In their ruling, the justices also wrote that Knudsen’s decision demonstrates “the impropriety of using an opinion about regulatory takings to determine if a ballot issue is insufficient.”

Going one step further, Chief Justice Mike McGrath wrote in a concurrence that the attorney general lacks the power to reject a ballot issue on such grounds, “and the Legislature equally lacks the power to confer it upon him.”

“As this demonstrates, a court is a better and more proper place to review the constitutionality of an actual law,” Motl told the committee Monday. “A court process is deliberative, there’s time for evidence, time for argument, and this is far different from a unilateral opinion on constitutionality removing a proposed ballot initiative from consideration by other people.” 

Monforton noted that the language of HB 651 does not include a deadline for review by a legislative interim committee, creating a de facto “pocket veto.” 

Monforton and Molnar both backed CI-121. Signature gathering on the measure was halted when a series of plaintiffs challenged the initiative in court, arguing that the attorney general failed to comply with HB 651 by not providing an analysis of the initiative’s impact on businesses. The AG’s office argued at the time that the requirement in the bill applies only to amendments to state statute, not the Constitution. A district court judge ultimately ruled with Knudsen’s office. 

“I’m not former Justice Nelson or former Commissioner Motl,” Monforton told the committee Monday. “I’m a conservative, and I’m politely warning the committee that if HB 651 is not repealed, there will be multiple lawsuits, you’ll lose them, and you’ll deserve to lose them.”

Several groups representing Montana business interests testified Monday against Molnar’s bill, arguing that House Bill 651 shines a light on the initiative process, providing more opportunity for legislative and citizen input on ballot measures. 

“Instead of Montanans fighting this out only over the airwaves, it created a process where citizens could stand before an interim legislative committee and debate the pros and cons,” said Charles Robison, director of government relations for the Montana Chamber of Commerce. 
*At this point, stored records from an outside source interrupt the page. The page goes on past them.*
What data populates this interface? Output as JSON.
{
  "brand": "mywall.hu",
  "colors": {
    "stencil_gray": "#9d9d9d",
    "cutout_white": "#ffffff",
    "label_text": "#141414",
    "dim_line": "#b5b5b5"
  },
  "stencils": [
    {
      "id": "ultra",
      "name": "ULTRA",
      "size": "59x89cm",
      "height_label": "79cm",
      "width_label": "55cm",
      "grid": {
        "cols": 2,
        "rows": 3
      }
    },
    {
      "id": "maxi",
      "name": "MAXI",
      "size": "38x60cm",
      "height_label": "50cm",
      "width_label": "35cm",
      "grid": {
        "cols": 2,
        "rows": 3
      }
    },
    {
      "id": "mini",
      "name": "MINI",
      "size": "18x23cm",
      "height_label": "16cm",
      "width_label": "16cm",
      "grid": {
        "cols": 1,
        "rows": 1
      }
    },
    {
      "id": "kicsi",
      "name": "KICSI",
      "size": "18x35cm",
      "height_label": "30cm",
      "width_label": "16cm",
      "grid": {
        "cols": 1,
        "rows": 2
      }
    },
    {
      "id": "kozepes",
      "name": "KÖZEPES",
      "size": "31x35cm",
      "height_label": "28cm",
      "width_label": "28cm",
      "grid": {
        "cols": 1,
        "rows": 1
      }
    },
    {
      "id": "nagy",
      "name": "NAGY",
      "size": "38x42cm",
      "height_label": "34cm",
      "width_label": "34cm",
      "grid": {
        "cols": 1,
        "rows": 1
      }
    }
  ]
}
The law doesn’t stop issues from reaching the ballot, he said. If issues don’t make it, he said, it’s because they didn’t get enough signatures.  

Darryl James, executive director of the Montana Infrastructure Coalition, appealed to the Legislature’s interest in advancing its own opinion. 

“These revisions say, first of all you did it wrong to begin with, and secondly, even if you do review it again, we don’t want to hear your opinion,” he told the committee. 

But Molnar argued that transparency in the initiative process comes when citizens debate the issue among themselves, not when lawmakers hold hearings. 

“The sunshine comes when the issue, whatever it might be, is discussed in the coffee shops of Montana, the kitchen tables of Montana, in the newspapers across Montana, for six months, not two minutes for opponents, two minutes for proponents,” he said.